Gastric emptying, which is tightly associated with hunger sensation (Janssen et al. 2011), has been found to be reduced after exercise and intensity has been suggested to be of major importance for this effect (Thivel et al. 2014; Horner et al. 2015). As such, this might potentially explain differences in satiety variables between CW and IW. However, no differences in gastric emptying during the MMTT were seen between any of the trials, indicating that this was not the case (Fig. 2K and L).

Our findings are somewhat conflicting with earlier studies. As such, Sim et al. found that interval‐type exercise with anaerobic peak intensity reduced both ad libitum and free‐living energy‐intake compared with both no exercise and continuous exercise with lower peak intensity.
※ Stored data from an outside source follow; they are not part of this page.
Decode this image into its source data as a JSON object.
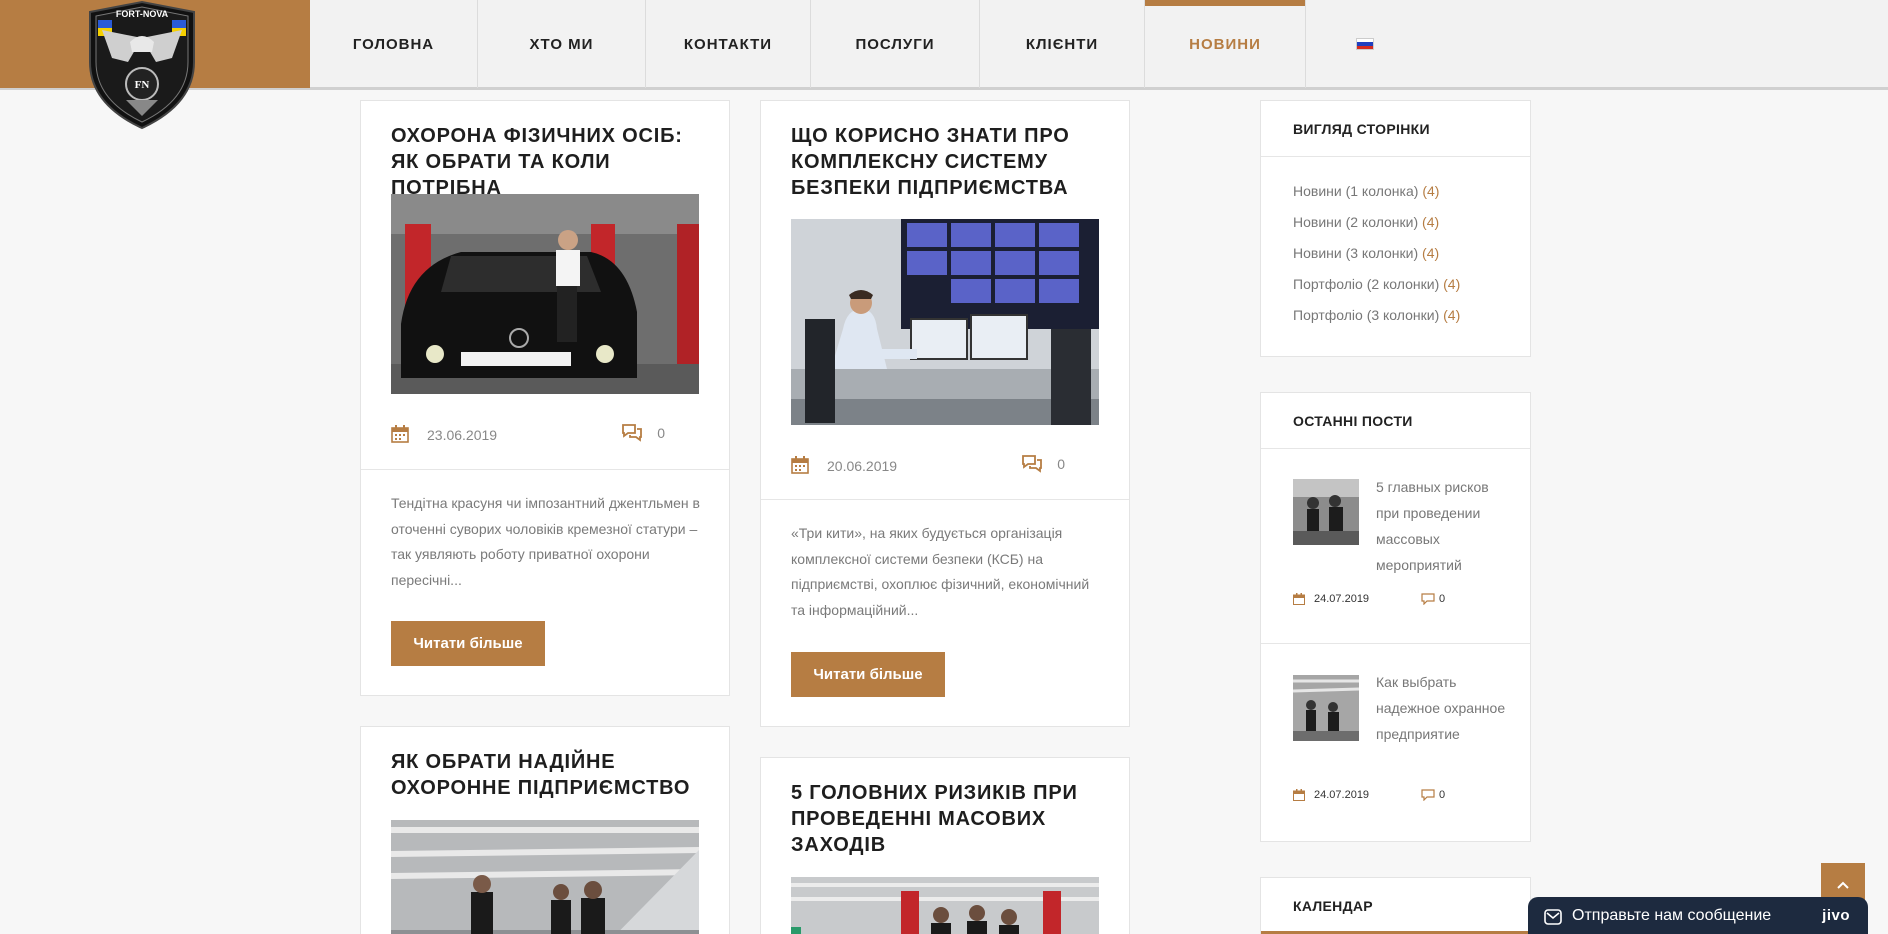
{
  "header": {
    "logo_text": "FORT-NOVA",
    "logo_initials": "FN",
    "nav": [
      {
        "label": "ГОЛОВНА",
        "active": false
      },
      {
        "label": "ХТО МИ",
        "active": false
      },
      {
        "label": "КОНТАКТИ",
        "active": false
      },
      {
        "label": "ПОСЛУГИ",
        "active": false
      },
      {
        "label": "КЛІЄНТИ",
        "active": false
      },
      {
        "label": "НОВИНИ",
        "active": true
      }
    ],
    "language_flag": "ru-flag-icon"
  },
  "posts": [
    {
      "title": "Охорона фізичних осіб: як обрати та коли потрібна",
      "date": "23.06.2019",
      "comments": "0",
      "excerpt": "Тендітна красуня чи імпозантний джентльмен в оточенні суворих чоловіків кремезної статури – так уявляють роботу приватної охорони пересічні...",
      "button": "Читати більше"
    },
    {
      "title": "Що корисно знати про комплексну систему безпеки підприємства",
      "date": "20.06.2019",
      "comments": "0",
      "excerpt": "«Три кити», на яких будується організація комплексної системи безпеки (КСБ) на підприємстві, охоплює фізичний, економічний та інформаційний...",
      "button": "Читати більше"
    },
    {
      "title": "Як обрати надійне охоронне підприємство"
    },
    {
      "title": "5 головних ризиків при проведенні масових заходів"
    }
  ],
  "sidebar": {
    "page_view": {
      "title": "ВИГЛЯД СТОРІНКИ",
      "items": [
        {
          "label": "Новини (1 колонка)",
          "count": "(4)"
        },
        {
          "label": "Новини (2 колонки)",
          "count": "(4)"
        },
        {
          "label": "Новини (3 колонки)",
          "count": "(4)"
        },
        {
          "label": "Портфоліо (2 колонки)",
          "count": "(4)"
        },
        {
          "label": "Портфоліо (3 колонки)",
          "count": "(4)"
        }
      ]
    },
    "recent_posts": {
      "title": "ОСТАННІ ПОСТИ",
      "items": [
        {
          "title": "5 главных рисков при проведении массовых мероприятий",
          "date": "24.07.2019",
          "comments": "0"
        },
        {
          "title": "Как выбрать надежное охранное предприятие",
          "date": "24.07.2019",
          "comments": "0"
        }
      ]
    },
    "calendar": {
      "title": "КАЛЕНДАР"
    }
  },
  "chat": {
    "text": "Отправьте нам сообщение",
    "brand": "jivo"
  },
  "colors": {
    "accent": "#b67d43",
    "chat_bg": "#1d2a3f"
  }
}
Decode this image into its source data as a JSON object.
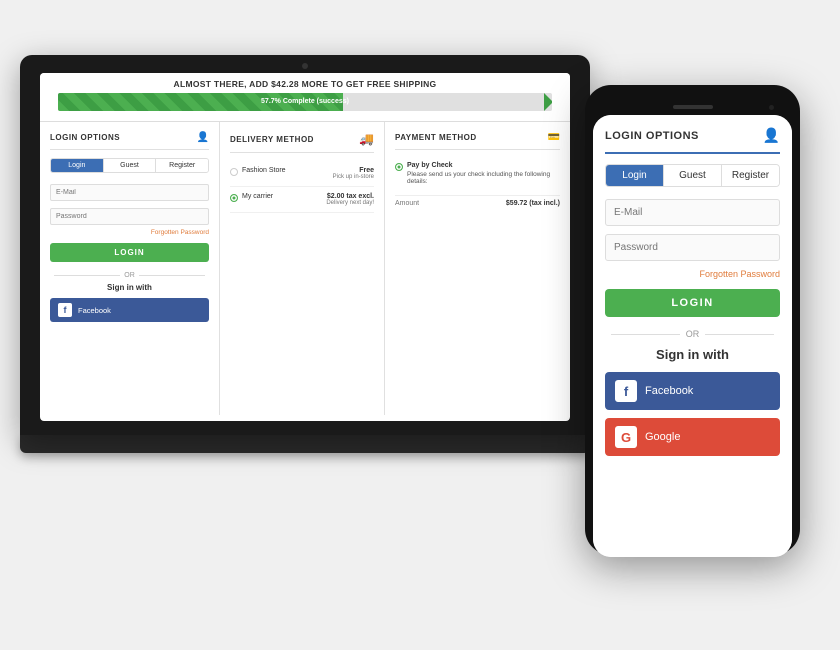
{
  "page": {
    "background_color": "#f0f0f0"
  },
  "laptop": {
    "banner": {
      "text": "ALMOST THERE, ADD $42.28 MORE TO GET FREE SHIPPING"
    },
    "progress_bar": {
      "percent": 57.7,
      "label": "57.7% Complete (success)"
    },
    "login_section": {
      "title": "LOGIN OPTIONS",
      "tabs": [
        "Login",
        "Guest",
        "Register"
      ],
      "active_tab": "Login",
      "email_placeholder": "E-Mail",
      "password_placeholder": "Password",
      "forgotten_password": "Forgotten Password",
      "login_button": "LOGIN",
      "or_text": "OR",
      "sign_in_with": "Sign in with",
      "facebook_button": "Facebook"
    },
    "delivery_section": {
      "title": "DELIVERY METHOD",
      "options": [
        {
          "name": "Fashion Store",
          "price": "Free",
          "sub": "Pick up in-store",
          "selected": false
        },
        {
          "name": "My carrier",
          "price": "$2.00 tax excl.",
          "sub": "Delivery next day!",
          "selected": true
        }
      ]
    },
    "payment_section": {
      "title": "PAYMENT METHOD",
      "options": [
        {
          "name": "Pay by Check",
          "desc": "Please send us your check including the following details:"
        }
      ],
      "amount_label": "Amount",
      "amount_value": "$59.72 (tax incl.)"
    }
  },
  "phone": {
    "section_title": "LOGIN OPTIONS",
    "tabs": [
      "Login",
      "Guest",
      "Register"
    ],
    "active_tab": "Login",
    "email_placeholder": "E-Mail",
    "password_placeholder": "Password",
    "forgotten_password": "Forgotten Password",
    "login_button": "LOGIN",
    "or_text": "OR",
    "sign_in_with": "Sign in with",
    "facebook_button": "Facebook",
    "google_button": "Google"
  }
}
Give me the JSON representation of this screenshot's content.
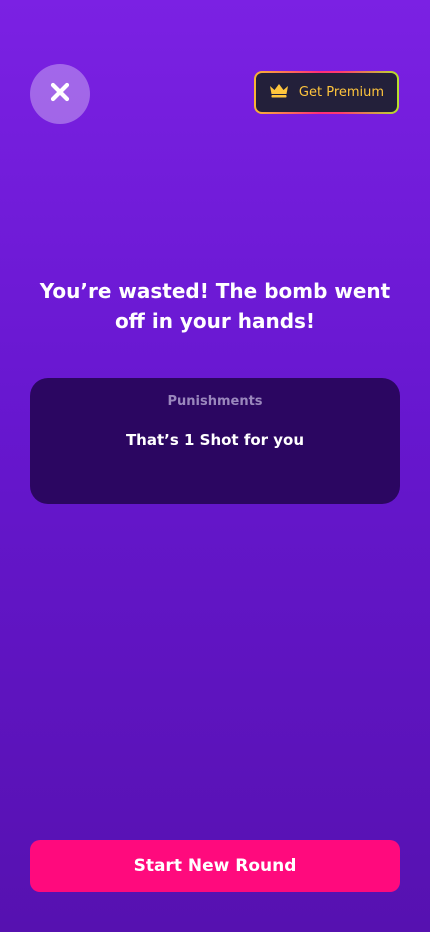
{
  "header": {
    "close_icon": "close-icon",
    "premium_label": "Get Premium",
    "premium_icon": "crown-icon"
  },
  "result": {
    "message": "You’re wasted! The bomb went off in your hands!"
  },
  "punishment_card": {
    "title": "Punishments",
    "text": "That’s 1 Shot for you"
  },
  "footer": {
    "start_label": "Start New Round"
  },
  "colors": {
    "background_top": "#7b21e3",
    "background_bottom": "#5611b0",
    "card": "#2b0661",
    "primary_button": "#ff0a7d",
    "premium_text": "#ffc53d"
  }
}
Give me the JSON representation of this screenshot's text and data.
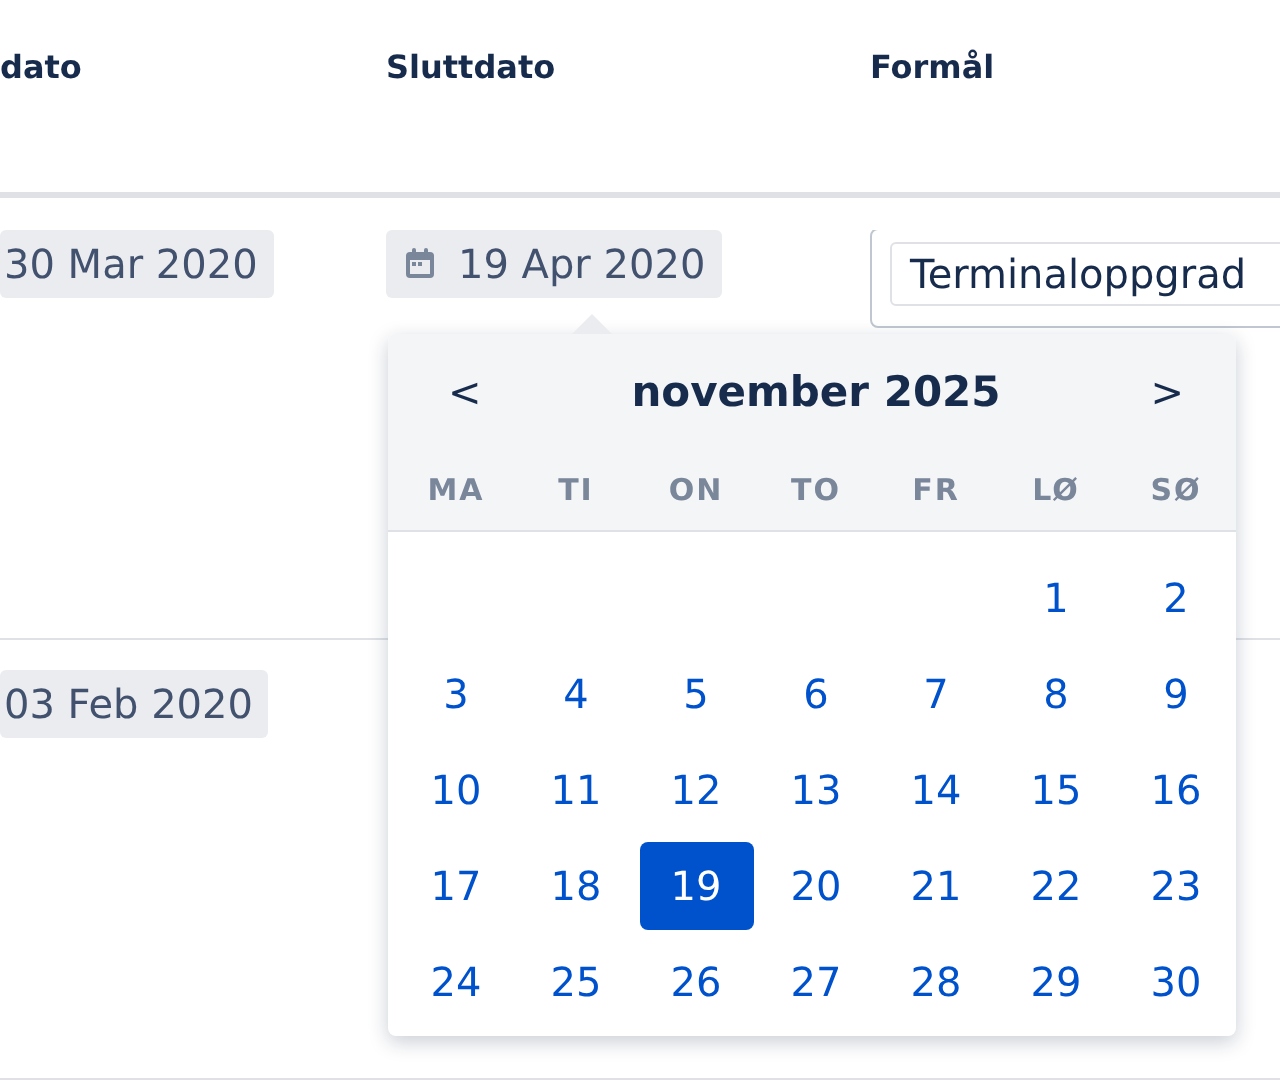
{
  "table": {
    "columns": [
      "dato",
      "Sluttdato",
      "Formål"
    ],
    "rows": [
      {
        "start": "30 Mar 2020",
        "end": "19 Apr 2020",
        "purpose": "Terminaloppgrad"
      },
      {
        "start": "03 Feb 2020"
      }
    ]
  },
  "datepicker": {
    "prev": "<",
    "next": ">",
    "title": "november 2025",
    "weekdays": [
      "MA",
      "TI",
      "ON",
      "TO",
      "FR",
      "LØ",
      "SØ"
    ],
    "weeks": [
      {
        "kind": "leading",
        "days": [
          {
            "label": "1",
            "selected": false
          },
          {
            "label": "2",
            "selected": false
          }
        ]
      },
      {
        "kind": "full",
        "days": [
          {
            "label": "3",
            "selected": false
          },
          {
            "label": "4",
            "selected": false
          },
          {
            "label": "5",
            "selected": false
          },
          {
            "label": "6",
            "selected": false
          },
          {
            "label": "7",
            "selected": false
          },
          {
            "label": "8",
            "selected": false
          },
          {
            "label": "9",
            "selected": false
          }
        ]
      },
      {
        "kind": "full",
        "days": [
          {
            "label": "10",
            "selected": false
          },
          {
            "label": "11",
            "selected": false
          },
          {
            "label": "12",
            "selected": false
          },
          {
            "label": "13",
            "selected": false
          },
          {
            "label": "14",
            "selected": false
          },
          {
            "label": "15",
            "selected": false
          },
          {
            "label": "16",
            "selected": false
          }
        ]
      },
      {
        "kind": "full",
        "days": [
          {
            "label": "17",
            "selected": false
          },
          {
            "label": "18",
            "selected": false
          },
          {
            "label": "19",
            "selected": true
          },
          {
            "label": "20",
            "selected": false
          },
          {
            "label": "21",
            "selected": false
          },
          {
            "label": "22",
            "selected": false
          },
          {
            "label": "23",
            "selected": false
          }
        ]
      },
      {
        "kind": "full",
        "days": [
          {
            "label": "24",
            "selected": false
          },
          {
            "label": "25",
            "selected": false
          },
          {
            "label": "26",
            "selected": false
          },
          {
            "label": "27",
            "selected": false
          },
          {
            "label": "28",
            "selected": false
          },
          {
            "label": "29",
            "selected": false
          },
          {
            "label": "30",
            "selected": false
          }
        ]
      }
    ]
  }
}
Moreover, they found that interval‐type exercise with aerobic peak intensity reduced ad libitum energy‐intake compared with no exercise. Despite the reason for the discrepancy seen between the study by Sim et al. and our study is not completely clear, several differences between the two studies should be highlighted. First, the study population (healthy vs. T2D subjects) is different and whereas exercise has been suggested to influence satiety and appetite‐related hormones in subjects with T2D (Knudsen et al. 2013; Heden et al. 2016), we and others have shown that appetite regulation is impaired and altered with hyperglycemia and T2D (Knudsen et al. 2013, 2014; Erdmann et al. 2005). Second, the peak exercise intensity was lower in our study compared to the study by Sim et al. (2014), and since this study reported that postexercise energy‐intake was successively reduced with increasing peak exercise intensity, the lacking effects of exercise on energy‐intake in our study may be due to too low peak intensity. Third, the timing of the ad libitum meal is different between the two studies (70 vs. 225 min after cessation of the exercise bout), and given the above‐mentioned dynamic and transient nature of exercise‐induced effects on satiety and appetite‐related hormones, this may also have influenced the differential results. However, since Sim et al. (2014) found that the energy‐intake was reduced for 2 days after the exercise session with highest peak intensity, this factor cannot completely explain the differential results. Lastly, it must be noted that other studies, carried out in nondiabetic subjects, have also found that exercise with higher peak intensity does not decrease (Holliday and Blannin 2017) and may even lead to higher energy‐intake than exercise with lower peak intensity (Pomerleau et al. 2004; Bilski et al. 2013).

In summary, this study has shown that exercise does not have a major influence on ad libitum and free‐living energy‐intake when evaluated ~4–36 h after the exercise bout in subjects with T2D. Conversely, some indications were found that interval‐type exercise with higher peak intensity increased fullness compared to no exercise shortly after the exercise bout, and that interval‐type exercise with higher peak intensity reduced hunger ~3 h after the exercise bout compared with both continuous‐type exercise with lower peak intensity and no exercise.

Conflict of Interest

There is no conflict of interest that could be perceived as prejudicing the impartiality of the research reported.

Table 2

Exercise characteristics

Oxygen consumption rate (mL/min)	CW	IW
Mean	1603 ± 117	1577 ± 110
Slow walking intervals		1197 ± 81#
Fast walking intervals		1919 ± 137#
Heart rate (bpm)
Mean	106 ± 4	110 ± 5
Slow walking intervals		100 ± 4#
Fast walking intervals		120 ± 5#
Walking speed (km/h)
Mean	4.8 ± 0.2	4.4 ± 0.2*
Slow walking intervals		3.1 ± 0.2#
Fast walking intervals		5.6 ± 0.3#
Rate of perceived exertion (a.u.)
Mean	11.7 ± 0.5	11.8 ± 0.4
Slow walking intervals		10.8 ± 0.4#
Fast walking intervals		12.8 ± 0.5#

Data are mean ± SEM.

Bpm, Beats per Minute; CW, Continuous Walking; IW, Interval Walking. Slow/fast walking intervals includes data from the last min of each interval. Variables were compared using Student's paired t‐tests. Statistical differences (P < 0.05) are indicated by * (CW vs. IW), # (IW slow/fast intervals vs. CW).